Feestdagen na het einde van de arbeidsovereenkomst
194 of 312
Indien een arbeidsovereenkomst eindigt, en de werkgever moet ingevolge de wetgeving op de feestdagen het loon betalen voor een feestdag die na de einddatum van de arbeidsovereenkomst valt, wordt die dag aangegeven met prestatiecode 1 op de aangifte van het kwartaal waarin de arbeidsovereenkomst eindigt, en dit ongeacht of die feestdag in hetzelfde, dan wel in het daaropvolgende kwartaal valt. De feestdag wordt met andere woorden aangegeven alsof hij binnen de normale periode van tewerkstelling viel, zonder dat de einddatum van de tewerkstellingslijn verandert.

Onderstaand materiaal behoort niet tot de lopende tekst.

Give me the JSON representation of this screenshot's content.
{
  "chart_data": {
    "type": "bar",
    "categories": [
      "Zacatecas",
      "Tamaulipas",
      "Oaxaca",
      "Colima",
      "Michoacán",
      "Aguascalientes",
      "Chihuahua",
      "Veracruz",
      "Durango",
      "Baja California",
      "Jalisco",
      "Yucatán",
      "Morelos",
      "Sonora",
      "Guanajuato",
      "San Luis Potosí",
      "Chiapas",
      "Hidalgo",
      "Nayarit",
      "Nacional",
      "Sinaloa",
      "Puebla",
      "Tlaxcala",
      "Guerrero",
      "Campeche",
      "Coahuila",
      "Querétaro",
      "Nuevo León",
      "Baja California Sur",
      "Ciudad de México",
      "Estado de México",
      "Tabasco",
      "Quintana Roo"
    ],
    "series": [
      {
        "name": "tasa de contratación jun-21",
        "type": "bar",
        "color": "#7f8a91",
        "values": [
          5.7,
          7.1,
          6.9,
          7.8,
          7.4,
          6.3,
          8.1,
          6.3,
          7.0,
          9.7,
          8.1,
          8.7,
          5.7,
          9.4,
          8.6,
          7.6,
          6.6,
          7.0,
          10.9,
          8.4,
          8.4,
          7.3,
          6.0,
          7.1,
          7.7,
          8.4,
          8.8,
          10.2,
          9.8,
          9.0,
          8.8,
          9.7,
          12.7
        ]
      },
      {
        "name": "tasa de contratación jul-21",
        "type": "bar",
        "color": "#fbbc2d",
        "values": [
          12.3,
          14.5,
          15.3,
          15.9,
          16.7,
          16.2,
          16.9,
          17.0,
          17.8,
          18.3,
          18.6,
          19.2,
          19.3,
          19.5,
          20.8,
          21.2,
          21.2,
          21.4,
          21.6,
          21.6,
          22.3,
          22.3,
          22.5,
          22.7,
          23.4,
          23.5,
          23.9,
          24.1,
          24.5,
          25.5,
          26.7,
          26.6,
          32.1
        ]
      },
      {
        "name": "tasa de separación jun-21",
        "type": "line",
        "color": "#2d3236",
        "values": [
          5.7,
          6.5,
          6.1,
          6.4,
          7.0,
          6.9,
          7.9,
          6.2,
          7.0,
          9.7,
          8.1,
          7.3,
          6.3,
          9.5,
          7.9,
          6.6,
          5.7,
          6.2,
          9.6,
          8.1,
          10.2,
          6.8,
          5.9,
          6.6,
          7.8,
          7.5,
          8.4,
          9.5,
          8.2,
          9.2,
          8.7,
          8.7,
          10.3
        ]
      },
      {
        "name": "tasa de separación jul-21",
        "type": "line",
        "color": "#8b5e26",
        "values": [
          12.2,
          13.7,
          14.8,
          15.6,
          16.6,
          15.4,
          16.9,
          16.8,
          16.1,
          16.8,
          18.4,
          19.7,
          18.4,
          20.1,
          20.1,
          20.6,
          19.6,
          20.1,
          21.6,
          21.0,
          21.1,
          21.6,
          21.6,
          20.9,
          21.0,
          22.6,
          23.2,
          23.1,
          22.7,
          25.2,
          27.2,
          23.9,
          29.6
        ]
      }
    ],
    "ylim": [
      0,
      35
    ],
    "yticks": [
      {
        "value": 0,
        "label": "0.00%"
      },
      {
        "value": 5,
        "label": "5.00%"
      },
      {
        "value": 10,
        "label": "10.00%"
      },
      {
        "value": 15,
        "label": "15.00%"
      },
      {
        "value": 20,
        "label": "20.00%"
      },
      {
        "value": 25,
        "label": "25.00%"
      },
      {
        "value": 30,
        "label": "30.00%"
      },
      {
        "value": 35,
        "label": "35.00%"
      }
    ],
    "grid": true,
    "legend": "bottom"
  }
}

Opeenvolgende contracten Indien een werknemer achter elkaar met verschillende arbeidsovereenkomsten wordt tewerkgesteld, moet er steeds een nieuwe tewerkstellingslijn gebruikt worden, en moeten de loon- en prestatiegegevens per lijn opgesplitst worden. Indien de verschillende overeenkomsten elkaar echter opvolgen zonder dat er zich tussen de contracten andere dan de normale rustdagen bevinden (bv. de gebruikelijke contracten in de uitzendsector van maandag tot vrijdag), dan mogen de loon- en prestatiegegevens van de verschillende contracten op één tewerkstellingslijn samengevoegd worden. Dit mag echter uitsluitend indien de verschillende contracten dezelfde kenmerken hebben. Dit betekent o.a. dat indien het gaat om werknemers van wie de prestaties in uren moeten worden aangegeven (deeltijdsen, seizoenarbeiders, uitzendkrachten,...), het aantal uren van de werknemer en van de maatpersoon identiek moeten zijn, niet alleen de verhouding tussen beide. Voorbeeld Een werknemer van een uitzendkantoor werkt met zeven opeenvolgende contracten van maandag tot vrijdag, drie opeenvolgende weken halftijds in een regeling 19/38 uur per week, nadien een week in een regeling 18,5/37 uur en tot slot opnieuw drie weken in een regeling 19/38. In dat geval moet u drie tewerkstellingslijnen gebruiken, één voor de loon- en prestatiegegevens van de eerste drie weken, één voor de gegevens van de vierde week en één voor de gegevens van de drie laatste weken.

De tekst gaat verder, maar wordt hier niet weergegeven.